Well-known political activist, Craig Callaway, has filed a motion to remove Atlantic City Mayor Marty Small’s slander lawsuit to Federal Court. Removal will allow Callaway to defend his constitutional rights in federal court, in Camden, N.J.
A few weeks ago, Craig Callaway was sued by Mayor Marty Small and his wife, AC High School principal LaQuetta, for alleged slanderous statements.
The Smalls took offense to Callaway’s opinion regarding LaQuetta Small’s cousin who pleaded guilty to producing child pornography.
“Marty, you and your wife should have been focused on protecting and saving children who were in your home, who were savagely attacked and raped in your home.Callaway on WPG radio. 10.19.20
On October 26, 2020, Callaway appeared on the “AC 411” podcast, stating that it was “public information” that “LaQuetta Small caught Frazier with a child.”
Callaway filed a motion on April 8, 2021 to remove the Smalls’ lawsuit against him to the U.S. District Court for the District of New Jersey.
In his motion papers, Callaway argues that the question of whether he slandered the Smalls regarding their relationship with Kayan Frazier is a question under federal law and thus should be decided in a federal court.
“Mr. Callaway is seeking to defend himself in New Jersey federal court so that he can assert his constitutional rights to free speech under the First Amendment,” said Daniel Weininger of Lento Law Group, the lawyer representing Callaway in this case.
The biggest hurdle to a slander claim in this case is that the plaintiffs must prove the statement was uttered with ‘actual malice.’
Mr. Callaway looks forward to mounting a forceful defense in this case brought by these two New Jersey public officials.Callaway Attorney Daniel Weininger
Plaintiff Marty Small is currently the Mayor of the City of Atlantic City. His wife, LaQuetta Small, is the Principal of Atlantic City High School.
Prior to her assuming that role in 2019, LaQuetta Small was Principal of Pennsylvania Ave School in Atlantic City, from 2013 to 2018.
While LaQuetta Small was serving as Principal of Pennsylvania Ave School, the Atlantic City School District hired her cousin, Kayan Frazier, as a substitute teacher. Frazier filled in at multiple schools throughout the district including the Pennsylvania Ave School.
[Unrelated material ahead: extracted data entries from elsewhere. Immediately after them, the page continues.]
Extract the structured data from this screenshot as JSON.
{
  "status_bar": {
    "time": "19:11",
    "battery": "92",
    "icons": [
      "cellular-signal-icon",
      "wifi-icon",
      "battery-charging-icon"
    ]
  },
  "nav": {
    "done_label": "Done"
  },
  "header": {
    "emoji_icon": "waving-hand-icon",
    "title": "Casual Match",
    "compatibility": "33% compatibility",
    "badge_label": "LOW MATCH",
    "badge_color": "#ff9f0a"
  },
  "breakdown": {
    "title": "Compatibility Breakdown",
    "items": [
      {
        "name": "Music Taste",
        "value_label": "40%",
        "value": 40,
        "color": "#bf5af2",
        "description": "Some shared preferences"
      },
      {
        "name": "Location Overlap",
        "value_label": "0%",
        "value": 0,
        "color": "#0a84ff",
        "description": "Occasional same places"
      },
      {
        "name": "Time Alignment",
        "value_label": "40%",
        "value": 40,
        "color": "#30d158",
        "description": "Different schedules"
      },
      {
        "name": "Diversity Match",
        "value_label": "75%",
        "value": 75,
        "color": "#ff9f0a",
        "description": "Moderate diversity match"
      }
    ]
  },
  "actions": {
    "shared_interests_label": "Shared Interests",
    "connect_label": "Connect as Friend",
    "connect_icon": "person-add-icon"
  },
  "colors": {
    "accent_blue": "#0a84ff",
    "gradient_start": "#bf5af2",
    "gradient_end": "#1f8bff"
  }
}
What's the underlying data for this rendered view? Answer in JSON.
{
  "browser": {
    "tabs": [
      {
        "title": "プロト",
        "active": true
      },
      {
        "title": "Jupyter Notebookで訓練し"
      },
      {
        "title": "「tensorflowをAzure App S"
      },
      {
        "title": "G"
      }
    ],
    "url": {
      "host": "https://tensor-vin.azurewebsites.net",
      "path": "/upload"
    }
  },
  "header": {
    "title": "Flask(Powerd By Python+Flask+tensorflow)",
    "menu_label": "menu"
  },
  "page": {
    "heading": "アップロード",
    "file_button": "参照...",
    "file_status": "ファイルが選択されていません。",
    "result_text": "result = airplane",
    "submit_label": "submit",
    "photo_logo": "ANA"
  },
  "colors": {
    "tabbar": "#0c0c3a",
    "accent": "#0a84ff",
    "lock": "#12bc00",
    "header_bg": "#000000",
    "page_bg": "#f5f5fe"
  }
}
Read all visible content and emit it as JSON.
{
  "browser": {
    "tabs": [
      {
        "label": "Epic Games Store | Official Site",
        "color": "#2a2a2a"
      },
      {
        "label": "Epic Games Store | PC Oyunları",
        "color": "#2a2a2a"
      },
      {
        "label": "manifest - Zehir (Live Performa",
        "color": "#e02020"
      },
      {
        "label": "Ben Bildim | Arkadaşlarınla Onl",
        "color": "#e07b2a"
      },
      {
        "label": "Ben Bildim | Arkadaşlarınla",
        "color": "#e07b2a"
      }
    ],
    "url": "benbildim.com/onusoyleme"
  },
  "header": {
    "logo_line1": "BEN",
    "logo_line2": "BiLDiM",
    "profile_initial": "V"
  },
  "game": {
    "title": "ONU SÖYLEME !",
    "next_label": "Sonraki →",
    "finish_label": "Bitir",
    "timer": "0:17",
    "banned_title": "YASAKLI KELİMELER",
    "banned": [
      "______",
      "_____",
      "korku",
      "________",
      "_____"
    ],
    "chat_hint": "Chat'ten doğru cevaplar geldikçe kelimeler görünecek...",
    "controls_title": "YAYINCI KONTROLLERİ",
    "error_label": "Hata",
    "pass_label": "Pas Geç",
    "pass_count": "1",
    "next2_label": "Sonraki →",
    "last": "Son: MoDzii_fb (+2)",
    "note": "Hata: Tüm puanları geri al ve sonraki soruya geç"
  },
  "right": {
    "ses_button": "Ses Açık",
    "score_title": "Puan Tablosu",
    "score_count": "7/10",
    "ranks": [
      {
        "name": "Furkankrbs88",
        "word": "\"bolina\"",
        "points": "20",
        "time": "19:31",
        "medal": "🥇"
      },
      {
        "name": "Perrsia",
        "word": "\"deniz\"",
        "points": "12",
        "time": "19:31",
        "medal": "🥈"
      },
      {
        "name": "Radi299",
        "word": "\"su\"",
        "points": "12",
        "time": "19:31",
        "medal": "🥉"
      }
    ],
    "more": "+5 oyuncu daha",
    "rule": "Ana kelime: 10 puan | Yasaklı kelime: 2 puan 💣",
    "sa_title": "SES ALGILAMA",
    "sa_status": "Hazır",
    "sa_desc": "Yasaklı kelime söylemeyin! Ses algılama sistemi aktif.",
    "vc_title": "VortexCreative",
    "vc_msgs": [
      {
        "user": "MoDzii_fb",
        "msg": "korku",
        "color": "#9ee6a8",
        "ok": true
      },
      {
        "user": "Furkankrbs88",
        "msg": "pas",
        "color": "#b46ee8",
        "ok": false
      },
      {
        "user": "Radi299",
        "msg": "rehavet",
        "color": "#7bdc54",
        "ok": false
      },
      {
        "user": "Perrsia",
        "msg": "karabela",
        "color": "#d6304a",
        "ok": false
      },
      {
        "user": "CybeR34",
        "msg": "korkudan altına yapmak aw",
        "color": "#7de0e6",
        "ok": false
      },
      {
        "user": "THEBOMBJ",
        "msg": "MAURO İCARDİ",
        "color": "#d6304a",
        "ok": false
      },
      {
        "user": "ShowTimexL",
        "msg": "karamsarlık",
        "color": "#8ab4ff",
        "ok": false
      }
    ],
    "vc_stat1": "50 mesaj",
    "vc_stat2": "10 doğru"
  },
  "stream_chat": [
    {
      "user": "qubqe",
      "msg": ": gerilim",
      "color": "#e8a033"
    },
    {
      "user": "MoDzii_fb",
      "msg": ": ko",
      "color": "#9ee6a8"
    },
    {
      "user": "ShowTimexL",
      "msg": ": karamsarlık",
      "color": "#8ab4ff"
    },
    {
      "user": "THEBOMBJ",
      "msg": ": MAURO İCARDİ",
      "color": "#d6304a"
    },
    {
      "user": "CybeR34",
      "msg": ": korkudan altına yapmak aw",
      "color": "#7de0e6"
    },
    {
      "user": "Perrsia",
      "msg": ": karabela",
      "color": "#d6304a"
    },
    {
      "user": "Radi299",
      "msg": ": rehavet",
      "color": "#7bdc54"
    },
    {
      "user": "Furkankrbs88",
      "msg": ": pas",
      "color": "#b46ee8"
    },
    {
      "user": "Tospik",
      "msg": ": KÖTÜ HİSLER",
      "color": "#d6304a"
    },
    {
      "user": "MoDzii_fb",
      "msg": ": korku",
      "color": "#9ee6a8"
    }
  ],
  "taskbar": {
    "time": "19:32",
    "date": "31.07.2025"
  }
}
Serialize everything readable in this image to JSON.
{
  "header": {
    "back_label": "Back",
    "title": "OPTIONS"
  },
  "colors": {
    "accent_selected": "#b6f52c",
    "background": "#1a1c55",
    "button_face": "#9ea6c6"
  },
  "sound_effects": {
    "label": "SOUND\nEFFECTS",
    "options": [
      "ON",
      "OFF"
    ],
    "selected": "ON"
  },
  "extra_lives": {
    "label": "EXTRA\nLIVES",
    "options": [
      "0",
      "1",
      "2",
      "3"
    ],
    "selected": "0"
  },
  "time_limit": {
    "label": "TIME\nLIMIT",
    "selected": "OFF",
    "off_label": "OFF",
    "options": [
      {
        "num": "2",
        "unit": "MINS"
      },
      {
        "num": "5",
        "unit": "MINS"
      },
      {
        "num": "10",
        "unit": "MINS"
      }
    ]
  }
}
During his time within the school district, Frazier worked at Uptown Complex, Sovereign Avenue School, Dr. Martin Luther King, Jr. School, Texas Avenue School, Richmond Avenue School, Brighton Avenue School and Pennsylvania Avenue School.
In February of 2017, LaQuetta Small learned that her relative, Kayan Frazier, was taking a student home and allowing that child to sleep over.
On February 24 of 2017, Small filed a report with the Division of Child Protection and Permanency. Small also completed a Source4Teachers incident report form that cited Frazier for unprofessional conduct and recommended that he be “removed from school”.
Small contacted mother of the student that Frazier was spending personal time with. The student’s mother told Ms. Small that Frazier was “helping out”. Frazier was placed at five (5) schools in the Atlantic City School District over the course of thirteen (13) days in the month of March 2017.
On April 3, 2017, Kayan Frazier was terminated from his position as a substitute teacher in the Atlantic City School District. No formal investigation was conducted by the Board at that time.
In February of 2019, the Atlantic County Prosecutor’s Office began investigating Kayan Frazier for sexual misconduct involving minors.
On April 15, 2019, the Atlantic County Prosecutor’s Office charged Frazier with unlawful possession of child pornography.
Since Plaintiffs Marty and LaQuetta Small are both public officials/figures, they must establish, among other things, that Callaway slandered them with actual malice, otherwise known as “constitutional malice.”
Callaway attorneys believe arbitration is not appropriate in this case because it involves complex issues of public official / figure defamation law.
This case also implicates First Amendment protections contemplated under New York Case: Times Co. v. Sullivan, which makes formal adjudication, rather than arbitration, appropriate.
From BreakingAC.com: Atty for Callaway noted that Frazier already has pleaded guilty and that the case and its connection to the Smalls “is a serious public concern to the voters of Atlantic City.”